If the name Rudolf Zwirner doesn’t mean anything to you, it is time to change that. Zwirner had a gallery first in Essen, Germany, in the early 1960s, and then in Cologne, and, along with 16 other dealers, he started the world’s very first art fair, Art Cologne, in 1967 in the city’s Gürzenich festival hall. (The annual event is still going strong, these days in the city’s convention center, helmed by unflappable former art dealer Dan Hug, who happens to be László Moholy-Nagy’s grandson.)

Zwirner, who closed his business in 1992 (the year before David’s opened in New York), told his Tagesspiegel interviewer—Nicola Kuhn, who also ghostwrote his autobiography—why he started Art Cologne:

I already exhibited Pop art artists Jim Dine, Andy Warhol, and Roy Lichtenstein in the late 1960s, but no one was interested. There were hardly any visitors, the press ignored us. So I decided to go to London with my gallery, where there was a vibrant pop and fashion scene. At the last moment, I changed my mind because a good friend, who maintained a gallery there, advised me against it. Without a lord in the background, a financier, I would not stand a chance, she said. Then I returned to Cologne. I knew we had to change the structures if we wanted to sell young art.

Zwirner, 86, wanted to bring in a new audience for contemporary art, reaching not only connoisseurs but also people who might be intimidated by galleries’ reputation for snootiness. “The word fair alone brought art closer to the vegetable market than to the museum,” he told Kuhn.

Since then, of course, contemporary art has gone from a tough sell to in-hot-demand, with astronomical prices to match. I phoned Zwirner at his home in Berlin and found that, these days, the inventor of the modern art fair is not so sure that model is the best way for galleries to go.

The cover for Rudolf Zwirner's new autobiography, written with Nicola Kuhn.

The cover for Rudolf Zwirner’s new autobiography, written with Nicola Kuhn.

WIENAND VERLAG & MEDIEN

I asked him, as the person who cofounded the first art fair, does he think we are coming to the end of the art fair age?

“There will always be fairs,” he said. “But the real collectors—the ones who are looking for the artists, with no money”—the ones he was going after with the first Art Cologne—“they don’t go to fairs anymore. [Something like] Basel—it doesn’t help the art. It’s money, another way of having an auction.”
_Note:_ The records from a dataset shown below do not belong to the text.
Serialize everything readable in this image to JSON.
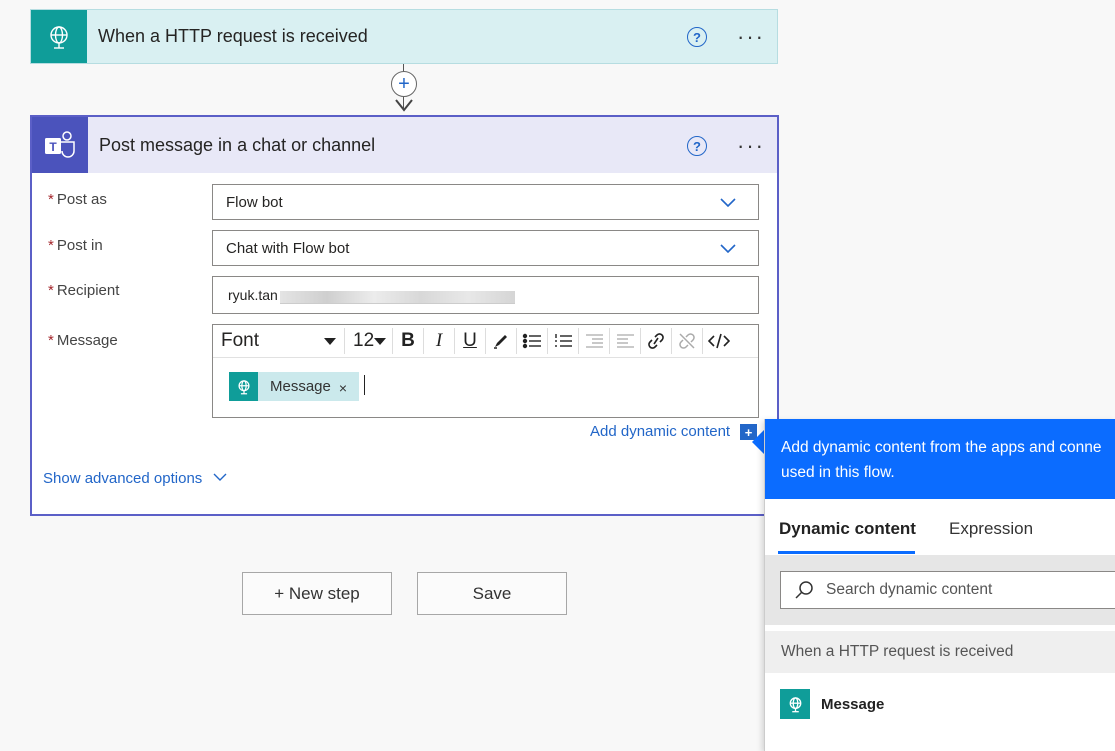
{
  "trigger": {
    "title": "When a HTTP request is received",
    "help_icon": "question-circle-icon",
    "more_icon": "ellipsis-icon"
  },
  "connector": {
    "add_symbol": "+"
  },
  "action": {
    "title": "Post message in a chat or channel",
    "fields": {
      "post_as": {
        "label": "Post as",
        "value": "Flow bot"
      },
      "post_in": {
        "label": "Post in",
        "value": "Chat with Flow bot"
      },
      "recipient": {
        "label": "Recipient",
        "value": "ryuk.tan"
      },
      "message": {
        "label": "Message"
      }
    },
    "required_marker": "*",
    "toolbar": {
      "font": "Font",
      "size": "12",
      "bold": "B",
      "italic": "I",
      "underline": "U"
    },
    "token": {
      "label": "Message",
      "remove": "×"
    },
    "add_dynamic_content": "Add dynamic content",
    "add_dynamic_icon": "+",
    "show_advanced": "Show advanced options"
  },
  "buttons": {
    "new_step": "+ New step",
    "save": "Save"
  },
  "dynamic_panel": {
    "header_line1": "Add dynamic content from the apps and conne",
    "header_line2": "used in this flow.",
    "tabs": {
      "dynamic": "Dynamic content",
      "expression": "Expression"
    },
    "search_placeholder": "Search dynamic content",
    "section": "When a HTTP request is received",
    "item": "Message"
  },
  "colors": {
    "trigger_accent": "#0f9d99",
    "teams_accent": "#4b53bc",
    "link_blue": "#2266c8",
    "panel_blue": "#0b6cff"
  }
}
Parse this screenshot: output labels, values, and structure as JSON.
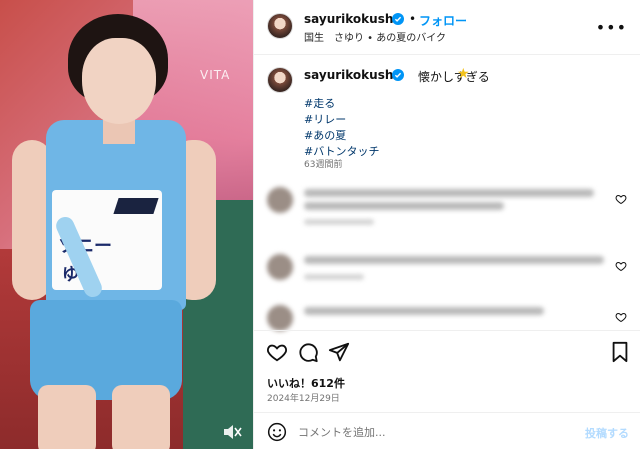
{
  "photo": {
    "watermark": "VITA",
    "bib_line1": "ソニー",
    "bib_line2": "ゆり"
  },
  "header": {
    "username": "sayurikokusho",
    "separator": "•",
    "follow_label": "フォロー",
    "subtitle": "国生　さゆり • あの夏のバイク",
    "more": "•••"
  },
  "caption": {
    "username": "sayurikokusho",
    "text": "懐かしすぎる",
    "emoji": "★",
    "hashtags": [
      "#走る",
      "#リレー",
      "#あの夏",
      "#バトンタッチ"
    ],
    "time_ago": "63週間前"
  },
  "post": {
    "likes": "いいね！612件",
    "date": "2024年12月29日"
  },
  "compose": {
    "placeholder": "コメントを追加...",
    "post_label": "投稿する"
  },
  "colors": {
    "accent": "#0095f6",
    "hashtag": "#00376b",
    "muted": "#737373"
  },
  "icons": [
    "verified-badge-icon",
    "more-icon",
    "heart-icon",
    "comment-icon",
    "share-icon",
    "bookmark-icon",
    "emoji-icon",
    "mute-icon"
  ]
}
“When we started Cologne,” he went on, “we wondered, would we be able to do it a second year? Would there be enough major works? Now artists are making work for the fairs. It’s totally crazy. We need paintings!”

He laments the pressure the fairs are putting on mid-tier galleries who have far fewer resources than the megas. “Art fairs are extremely dangerous and expensive for younger galleries,” he said. “I invented the art fair but now I have to tell galleries: Find another way. Find something to do in your gallery.”

During our conversation, he bemoaned the rampant monetization of art, and the fact that it is so hard for many of us these days to look at it without seeing dollar signs. “You go to someone’s apartment—especially in the U.S.—and you see on this wall, a million dollars, on this wall, two million.”

But Zwirner remains sanguine about the art business overall. “There will be a solution,” he said. “Maybe not fairs anymore—finished. But another way.” He firmly believes the art world needs to go “back to the analogue. Small events. Tell people why you are showing this art, why it’s so important.”

I asked Zwirner about an episode I’d read about, during the second edition of Art Cologne, when the artist Joseph Beuys protested the fair based on its exclusivity. “Beuys came to protest the commercial aspect and . . . to shut down the art fair,” Zwirner recalled. “He wanted to go in before the opening, for the press conference. I told him, this is the press conference. The opening is in the afternoon. You are not a member of the press. But it’s ironic: he was protesting the art fair with his huge crew of people. And a huge piece by him sold for 100,000 marks. So he was making money inside and protesting outside. Eventually his group came into the fair and a table was made available for them so they could write down their protests.”